Le journal de Spirou est au fond du trou. En cessation de paiement, il est obligé de faire appel à un investisseur extérieur. Le contrat trop vite signé impose la perte de liberté totale de Spirou lui-même qui devient l’homme-sandwich et le jouet d’un actionnaire majoritaire.

Courir est une habitude pour le compagnon de Fantasio. Pour sauver quelqu’un ou quelque chose, le monde également, ou tout simplement pour se sauver lui. Depuis soixante-quinze ans, il court et le fan derrière lui avec plus ou moins d’entrain selon le duo de repreneurs missionnés par Dupuis pour tenter de succéder à Franquin. Avec Dans les griffes de la vipère, Yoann et Velhmann respectent la tradition et introduisent les éléments de contexte actuel de la crise économique qui va toucher de plein fouet le journal de Spirou et pousser le groom dans ses derniers retranchements pour combattre un milieu qu’il ne connait pas : celui des requins de la finance.

Moderniser le personnage, Tome et Janry s’y sont essayés avec Luna Fatale et surtout Machine qui rêve sans qu’on leur laisse le temps de vraiment persuader. Après quatre épisodes signés Morvan et Munuera n’ayant pas convaincu, le nouveau duo s’essaye à la rénovation avec une touche de classicisme combinée à des fragments contemporains, le tout en puisant allégrement dans le bestiaire de l’œuvre, même si c’est principalement en tant que cliffhanger ici. Leur troisième album utilise le journal comme moyen d’atteindre notre héros. Attaquer un emblème n’est pas sans risque mais l’idée d’appliquer les difficultés financières du monde de la presse au périodique de l’éditeur Dupuis est une mise en perspective intelligente, malheureusement légèrement sous exploitée puisque uniquement prétexte aux péripéties, accompagnée de clins d’œil et de gentilles moqueries. Et le résultat est là, courses poursuites il y a, peut-être à l'excés d'ailleurs. Malmené d’un bout à l’autre de l’aventure, le petit bonhomme en rouge arrive à peine à reprendre en main son destin et semble décider de son sort, même si l’issue n’est pas forcément celle qu'il en attendait. Fin d’ailleurs trop rapide et quelque peu bâclée, ce qui pourrait être l’un des reproches à formuler.

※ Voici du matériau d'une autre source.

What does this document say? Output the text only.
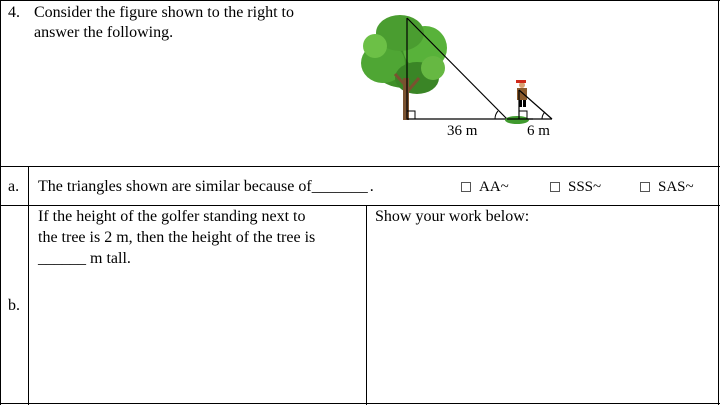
4. Consider the figure shown to the right to
answer the following.
36 m	6 m
a. The triangles shown are similar because of_______ .	AA~	SSS~	SAS~
b.
If the height of the golfer standing next to
the tree is 2 m, then the height of the tree is
______ m tall.
Show your work below:
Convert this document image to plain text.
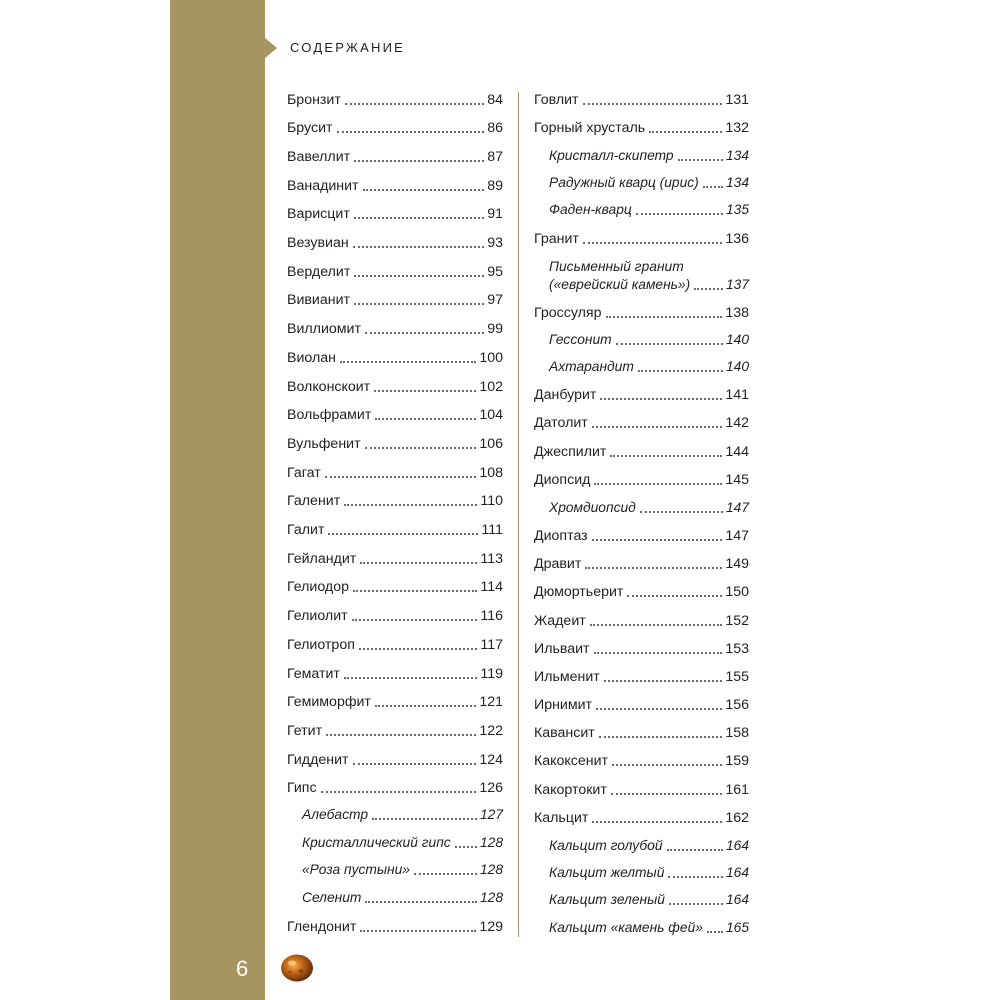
СОДЕРЖАНИЕ
6
Бронзит	84
Брусит	86
Вавеллит	87
Ванадинит	89
Варисцит	91
Везувиан	93
Верделит	95
Вивианит	97
Виллиомит	99
Виолан	100
Волконскоит	102
Вольфрамит	104
Вульфенит	106
Гагат	108
Галенит	110
Галит	111
Гейландит	113
Гелиодор	114
Гелиолит	116
Гелиотроп	117
Гематит	119
Гемиморфит	121
Гетит	122
Гидденит	124
Гипс	126
Алебастр	127
Кристаллический гипс 128
«Роза пустыни»	128
Селенит	128
Глендонит	129
Говлит	131
Горный хрусталь	132
Кристалл-скипетр	134
Радужный кварц (ирис) 134
Фаден-кварц	135
Гранит	136
Письменный гранит
(«еврейский камень»)	137
Гроссуляр	138
Гессонит	140
Ахтарандит	140
Данбурит	141
Датолит	142
Джеспилит	144
Диопсид	145
Хромдиопсид	147
Диоптаз	147
Дравит	149
Дюмортьерит	150
Жадеит	152
Ильваит	153
Ильменит	155
Ирнимит	156
Кавансит	158
Какоксенит	159
Какортокит	161
Кальцит	162
Кальцит голубой	164
Кальцит желтый	164
Кальцит зеленый	164
Кальцит «камень фей» 165
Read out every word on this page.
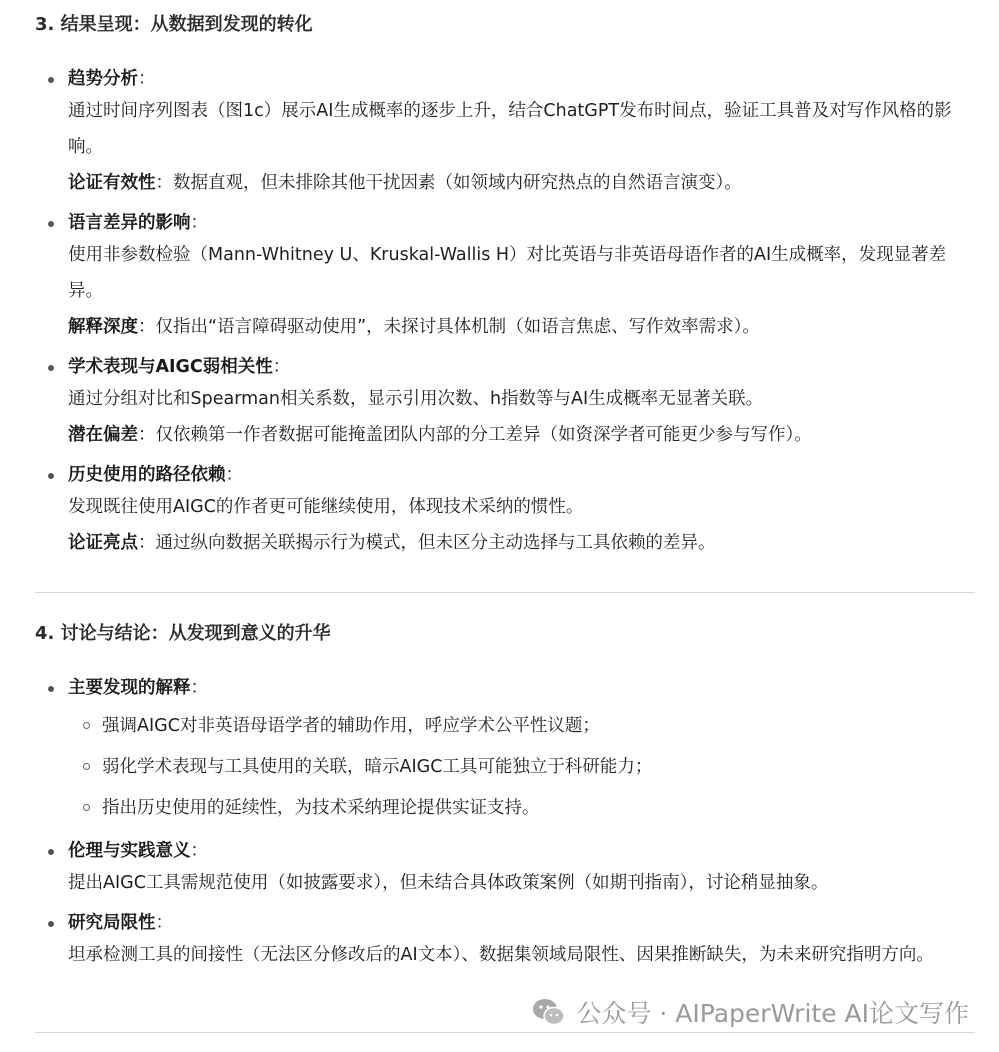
3. 结果呈现：从数据到发现的转化
趋势分析：
通过时间序列图表（图1c）展示AI生成概率的逐步上升，结合ChatGPT发布时间点，验证工具普及对写作风格的影响。
论证有效性：数据直观，但未排除其他干扰因素（如领域内研究热点的自然语言演变）。
语言差异的影响：
使用非参数检验（Mann-Whitney U、Kruskal-Wallis H）对比英语与非英语母语作者的AI生成概率，发现显著差异。
解释深度：仅指出“语言障碍驱动使用”，未探讨具体机制（如语言焦虑、写作效率需求）。
学术表现与AIGC弱相关性：
通过分组对比和Spearman相关系数，显示引用次数、h指数等与AI生成概率无显著关联。
潜在偏差：仅依赖第一作者数据可能掩盖团队内部的分工差异（如资深学者可能更少参与写作）。
历史使用的路径依赖：
发现既往使用AIGC的作者更可能继续使用，体现技术采纳的惯性。
论证亮点：通过纵向数据关联揭示行为模式，但未区分主动选择与工具依赖的差异。
4. 讨论与结论：从发现到意义的升华
主要发现的解释：
强调AIGC对非英语母语学者的辅助作用，呼应学术公平性议题；
弱化学术表现与工具使用的关联，暗示AIGC工具可能独立于科研能力；
指出历史使用的延续性，为技术采纳理论提供实证支持。
伦理与实践意义：
提出AIGC工具需规范使用（如披露要求），但未结合具体政策案例（如期刊指南），讨论稍显抽象。
研究局限性：
坦承检测工具的间接性（无法区分修改后的AI文本）、数据集领域局限性、因果推断缺失，为未来研究指明方向。
公众号 · AIPaperWrite AI论文写作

Dans les griffes de la vipère semble être le bon, celui de l’assurance d’avoir trouvé ceux qui seraient en mesure de donner une nouvelle vie trépidante au héros de Marcinelle. En tout cas pour les lecteurs qui arriveront à s’exonérer du lourd héritage et d’enfin accepter de passer à autre chose à condition que la qualité reste présente.